Probó luego con un intento a la desesperada.
—De acuerdo, caballero —dijo—. Ya que es usted esa persona, el portador… Pero tendrá que pagarme «todas las cosas menudas». Se me debe mucho dinero.
El hombre se puso de pie y dijo, sacudiéndose con unas tobas la manga rozada donde había algo de polvo:
—Señor Thénardier, en enero la madre calculaba que le debía ciento veinte francos; usted le mandó en febrero una nota de quinientos francos; recibió usted trescientos a finales de febrero y otros trescientos a primeros de marzo. Desde entonces han pasado nueve meses, a quince francos, que fue la cantidad acordada, son ciento treinta y cinco francos. Se le habían pagado cien francos de más. Faltaban treinta y cinco. Acabo de darle mil quinientos.

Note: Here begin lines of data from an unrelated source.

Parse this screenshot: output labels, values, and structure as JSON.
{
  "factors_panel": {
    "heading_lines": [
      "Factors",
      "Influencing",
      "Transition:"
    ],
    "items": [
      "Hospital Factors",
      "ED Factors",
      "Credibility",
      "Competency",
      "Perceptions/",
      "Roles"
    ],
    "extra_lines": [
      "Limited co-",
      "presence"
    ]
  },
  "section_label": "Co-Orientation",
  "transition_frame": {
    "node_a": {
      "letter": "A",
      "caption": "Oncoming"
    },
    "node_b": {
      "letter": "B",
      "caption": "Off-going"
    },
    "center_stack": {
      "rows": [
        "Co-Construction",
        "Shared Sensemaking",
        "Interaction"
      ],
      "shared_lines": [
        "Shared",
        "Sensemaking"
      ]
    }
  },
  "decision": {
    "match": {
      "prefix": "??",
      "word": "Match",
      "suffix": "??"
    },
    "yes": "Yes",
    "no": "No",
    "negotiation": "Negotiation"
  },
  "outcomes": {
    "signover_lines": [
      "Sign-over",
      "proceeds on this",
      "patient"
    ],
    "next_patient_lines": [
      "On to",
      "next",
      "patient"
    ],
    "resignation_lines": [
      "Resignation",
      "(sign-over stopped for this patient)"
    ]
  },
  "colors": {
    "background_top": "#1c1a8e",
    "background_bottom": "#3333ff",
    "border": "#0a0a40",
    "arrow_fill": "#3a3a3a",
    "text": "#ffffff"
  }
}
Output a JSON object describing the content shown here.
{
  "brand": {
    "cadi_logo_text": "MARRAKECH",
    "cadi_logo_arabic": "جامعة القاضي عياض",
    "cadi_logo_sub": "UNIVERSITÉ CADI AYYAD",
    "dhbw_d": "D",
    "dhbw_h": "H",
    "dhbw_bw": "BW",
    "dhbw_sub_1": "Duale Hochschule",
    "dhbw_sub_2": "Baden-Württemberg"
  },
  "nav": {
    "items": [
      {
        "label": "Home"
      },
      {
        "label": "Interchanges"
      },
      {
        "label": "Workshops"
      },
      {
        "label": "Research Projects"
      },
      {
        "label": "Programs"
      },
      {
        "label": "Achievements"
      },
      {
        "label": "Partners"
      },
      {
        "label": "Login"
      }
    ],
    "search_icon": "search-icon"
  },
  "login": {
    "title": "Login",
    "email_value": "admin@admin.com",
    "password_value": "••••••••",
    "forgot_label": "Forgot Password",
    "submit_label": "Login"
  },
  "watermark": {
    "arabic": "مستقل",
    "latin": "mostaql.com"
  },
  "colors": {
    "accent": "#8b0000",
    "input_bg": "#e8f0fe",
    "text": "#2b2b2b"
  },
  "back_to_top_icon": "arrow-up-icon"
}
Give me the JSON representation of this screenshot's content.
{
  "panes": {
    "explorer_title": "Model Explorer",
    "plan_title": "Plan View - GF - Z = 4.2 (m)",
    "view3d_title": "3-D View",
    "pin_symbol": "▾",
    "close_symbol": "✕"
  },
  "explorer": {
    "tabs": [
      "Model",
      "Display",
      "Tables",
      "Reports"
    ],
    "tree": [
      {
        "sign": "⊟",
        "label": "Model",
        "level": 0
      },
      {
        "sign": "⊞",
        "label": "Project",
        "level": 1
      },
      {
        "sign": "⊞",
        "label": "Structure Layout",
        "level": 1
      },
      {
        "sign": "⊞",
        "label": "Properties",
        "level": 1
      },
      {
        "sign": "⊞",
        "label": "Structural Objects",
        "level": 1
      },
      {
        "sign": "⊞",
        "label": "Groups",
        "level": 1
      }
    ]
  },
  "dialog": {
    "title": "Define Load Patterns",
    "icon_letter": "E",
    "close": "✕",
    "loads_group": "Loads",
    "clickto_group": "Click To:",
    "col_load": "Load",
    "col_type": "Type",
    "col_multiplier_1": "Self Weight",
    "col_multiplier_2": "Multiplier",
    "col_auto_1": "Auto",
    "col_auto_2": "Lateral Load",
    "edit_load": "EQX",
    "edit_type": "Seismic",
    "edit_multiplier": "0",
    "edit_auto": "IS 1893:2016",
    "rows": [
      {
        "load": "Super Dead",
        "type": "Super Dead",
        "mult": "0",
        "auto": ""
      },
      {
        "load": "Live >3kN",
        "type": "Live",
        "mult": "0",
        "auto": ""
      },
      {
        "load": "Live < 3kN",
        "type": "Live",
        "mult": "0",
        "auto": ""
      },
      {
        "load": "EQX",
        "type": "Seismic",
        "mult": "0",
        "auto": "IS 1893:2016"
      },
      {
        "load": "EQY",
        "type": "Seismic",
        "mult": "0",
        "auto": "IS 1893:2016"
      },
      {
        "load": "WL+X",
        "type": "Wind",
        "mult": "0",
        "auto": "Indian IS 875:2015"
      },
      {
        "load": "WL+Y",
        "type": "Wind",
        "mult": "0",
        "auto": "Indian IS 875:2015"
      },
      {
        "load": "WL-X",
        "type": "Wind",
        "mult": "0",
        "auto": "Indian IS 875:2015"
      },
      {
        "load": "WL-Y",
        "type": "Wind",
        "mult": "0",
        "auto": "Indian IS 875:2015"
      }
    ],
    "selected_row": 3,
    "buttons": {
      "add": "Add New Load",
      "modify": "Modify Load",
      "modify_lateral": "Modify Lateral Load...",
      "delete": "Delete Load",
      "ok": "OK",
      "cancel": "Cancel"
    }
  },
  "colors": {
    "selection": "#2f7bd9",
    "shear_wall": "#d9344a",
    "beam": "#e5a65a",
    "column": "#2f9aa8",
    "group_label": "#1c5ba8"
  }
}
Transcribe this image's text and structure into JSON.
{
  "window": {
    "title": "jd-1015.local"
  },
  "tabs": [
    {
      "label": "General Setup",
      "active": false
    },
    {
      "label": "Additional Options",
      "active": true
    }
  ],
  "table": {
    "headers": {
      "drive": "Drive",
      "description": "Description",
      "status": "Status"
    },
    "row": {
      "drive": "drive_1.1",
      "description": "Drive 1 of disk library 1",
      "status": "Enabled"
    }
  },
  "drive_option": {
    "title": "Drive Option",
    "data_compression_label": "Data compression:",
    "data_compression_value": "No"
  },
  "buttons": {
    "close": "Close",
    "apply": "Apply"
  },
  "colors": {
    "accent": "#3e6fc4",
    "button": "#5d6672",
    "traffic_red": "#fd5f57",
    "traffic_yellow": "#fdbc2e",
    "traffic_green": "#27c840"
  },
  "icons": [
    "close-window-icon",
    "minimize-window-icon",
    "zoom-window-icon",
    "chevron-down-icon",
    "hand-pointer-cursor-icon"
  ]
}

El Thénardier notó lo que nota el lobo cuando siente que lo muerde y lo agarra la mandíbula de acero de la trampa.
«¿Quién es este demonio de hombre?», pensó.
E hizo lo que hace el lobo, pegó un tirón. La audacia ya le había dado resultado una vez.
—Señor-que-no-sé-cómo-se-llama —dijo con tono resuelto y descartando esta vez los buenos modales—, me llevo a Cosette si no me da mil escudos.
El forastero dijo, tan tranquilo:
—Ven, Cosette.
Cogió a Cosette con la mano izquierda y, con la derecha, recogió el bastón, que estaba en el suelo.
El Thénardier se fijó en que el garrote era enorme y el lugar estaba desierto.
El hombre se internó en el bosque con la niña, dejando al dueño del figón inmóvil y desconcertado.
Mientras se alejaba, el Thénardier miraba aquellos hombros anchos y algo encorvados y aquellos puños tan recios.
Luego se miraba a sí mismo y se veía los brazos endebles y las manos flacas.
«La verdad es que soy de lo más borrico —pensaba—. ¡Mira que no haber cogido la escopeta, yendo como iba de caza!»
Pero el posadero no se resignaba a perder la presa.
«Quiero saber adónde va», dijo.
Y se puso a seguirlos a distancia. Le quedaban dos cosas en las manos: una ironía, el papelucho con la firma de Fantine; y un consuelo, los mil quinientos francos.
El hombre iba con Cosette en dirección a Livry y Bondy. Andaba despacio, con la cabeza gacha, en actitud reflexiva y triste. Como era invierno, el bosque estaba ralo, y Thénardier no los perdía de vista aunque los siguiera a bastante distancia. De vez en cuando, el hombre se volvía a ver si lo seguían. De pronto vio a Thénardier. Se metió con Cosette entre un grupo de árboles que los tapaban a los dos.
—¡Diantre! —dijo Thénardier.
Y apretó el paso.
La maleza era tan prieta que no le quedó más remedio que acercarse más. Cuando el hombre llegó a la zona de más espesura, se volvió. Por mucho que Thénardier quiso esconderse entre las ramas, no pudo impedir que el hombre lo viera. El hombre le echó una ojeada intranquila; luego movió la cabeza y siguió andando. El posadero volvió a seguirlo. Dieron así doscientos o trescientos pasos. De pronto, el hombre se volvió otra vez. Divisó al posadero. Esta vez lo miró con una expresión tan amenazadora que al Thénardier le pareció «inútil» seguir adelante. Thénardier dio media vuelta.